At high elevations, the coffee plants grow more slowly, resulting in more densely compacted sugars and flavors.
But according to the Five Senses Coffee blog, “High altitude coffee tends to have higher levels of organic acids, chlorogenic acids, [and] caffeine.” Great for flavor, but not so great for those of us who experience coffee heartburn.
So instead, choose a low elevation coffee to stop the burn. Don’t know how to choose? Take a look at your coffee bag and see if a country of origin or elevation is listed to help you decide.
Or try a Hawaiian Kona coffee. It’s grown at a low elevation but, because it’s grown in shade, it gives you a smooth, pleasant taste you may even enjoy more than a high elevation coffee.
Especially if it means saying goodbye to acid reflux.
Have you ever left your coffee pot sitting on the hot pad a little too long? What happens? You usually end up with an extremely bitter pot of coffee.
The reason for this relates to the brew time. Heat from brewing quickly extracts flavors from coffee beans.
Leave your coffee grounds with heat too long and you get bitter coffee (including leaving them on the heating pad). But too short and you have highly acidic coffee.
For those with acid reflux, shorter brewing times can indicate a more acidic coffee. To help with this, consider increasing the brewing time to avoid an acid-only cup.
Along with brew time, the size of the grind influences the acidity. A fine grind allows the water to extract acids and flavors more quickly, while a course grind takes longer.
So, if you want to reduce acidity in your coffee, go for a more coarse grind. For example, using a French press allows for a coarse grind and a longer brew time, giving you a less acidic coffee.

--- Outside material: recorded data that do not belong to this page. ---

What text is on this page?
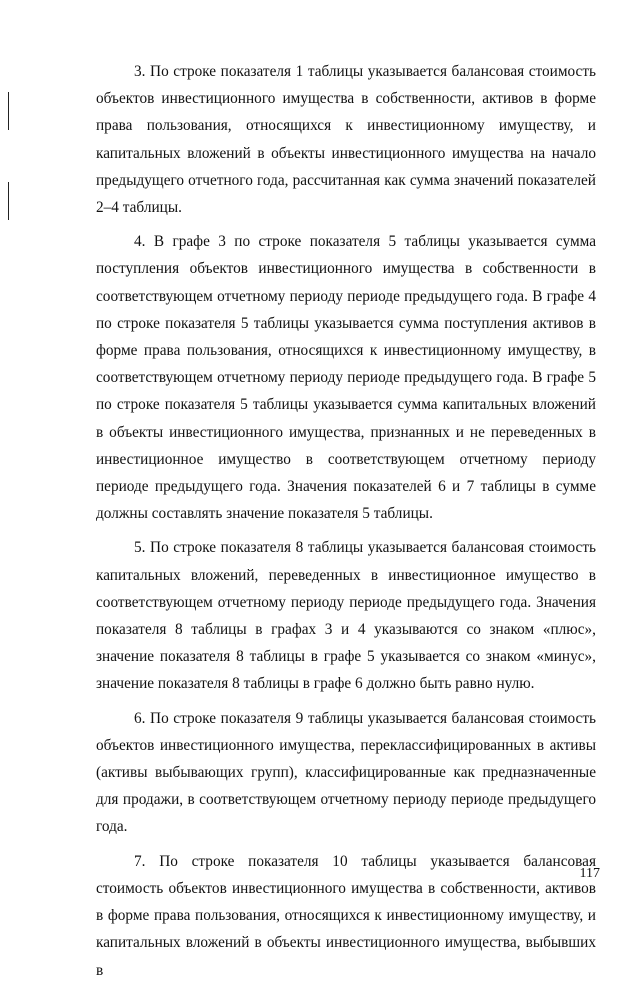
3. По строке показателя 1 таблицы указывается балансовая стоимость объектов инвестиционного имущества в собственности, активов в форме права пользования, относящихся к инвестиционному имуществу, и капитальных вложений в объекты инвестиционного имущества на начало предыдущего отчетного года, рассчитанная как сумма значений показателей 2–4 таблицы.

4. В графе 3 по строке показателя 5 таблицы указывается сумма поступления объектов инвестиционного имущества в собственности в соответствующем отчетному периоду периоде предыдущего года. В графе 4 по строке показателя 5 таблицы указывается сумма поступления активов в форме права пользования, относящихся к инвестиционному имуществу, в соответствующем отчетному периоду периоде предыдущего года. В графе 5 по строке показателя 5 таблицы указывается сумма капитальных вложений в объекты инвестиционного имущества, признанных и не переведенных в инвестиционное имущество в соответствующем отчетному периоду периоде предыдущего года. Значения показателей 6 и 7 таблицы в сумме должны составлять значение показателя 5 таблицы.

5. По строке показателя 8 таблицы указывается балансовая стоимость капитальных вложений, переведенных в инвестиционное имущество в соответствующем отчетному периоду периоде предыдущего года. Значения показателя 8 таблицы в графах 3 и 4 указываются со знаком «плюс», значение показателя 8 таблицы в графе 5 указывается со знаком «минус», значение показателя 8 таблицы в графе 6 должно быть равно нулю.

6. По строке показателя 9 таблицы указывается балансовая стоимость объектов инвестиционного имущества, переклассифицированных в активы (активы выбывающих групп), классифицированные как предназначенные для продажи, в соответствующем отчетному периоду периоде предыдущего года.

7. По строке показателя 10 таблицы указывается балансовая стоимость объектов инвестиционного имущества в собственности, активов в форме права пользования, относящихся к инвестиционному имуществу, и капитальных вложений в объекты инвестиционного имущества, выбывших в

117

An exception to this rule is espresso. While espresso grinds are very fine, the brew time is relatively short. So if done correctly, espresso should be a good balance of flavors.
Higher water temperatures bring out the acidity of coffee much more quickly and noticeably.
And while coffee connoisseurs usually prefer this taste, people who have issues with coffee heartburn may want to consider using lower temperature water.
In fact, “some compounds [like certain acids] won’t extract at certain temperatures.” Remember when we talked about cold brew coffee’s low acidity? That’s what’s going on with cold brew.
But if you still want hot coffee, consider using temperatures lower than 204F to reduce the acidity.
Well, there you have it. If you suffer from acid reflux but also love a good cup of coffee, you now have some acid-reducing ideas at your fingertips.
You may have even heard of low-acid coffees. Many of these use some of the methods mentioned above like lower elevation or darker roast.
But the proof is in the cup. Go ahead and try some of these tips and let us know how it went for you. And happy heartburn-free drinking!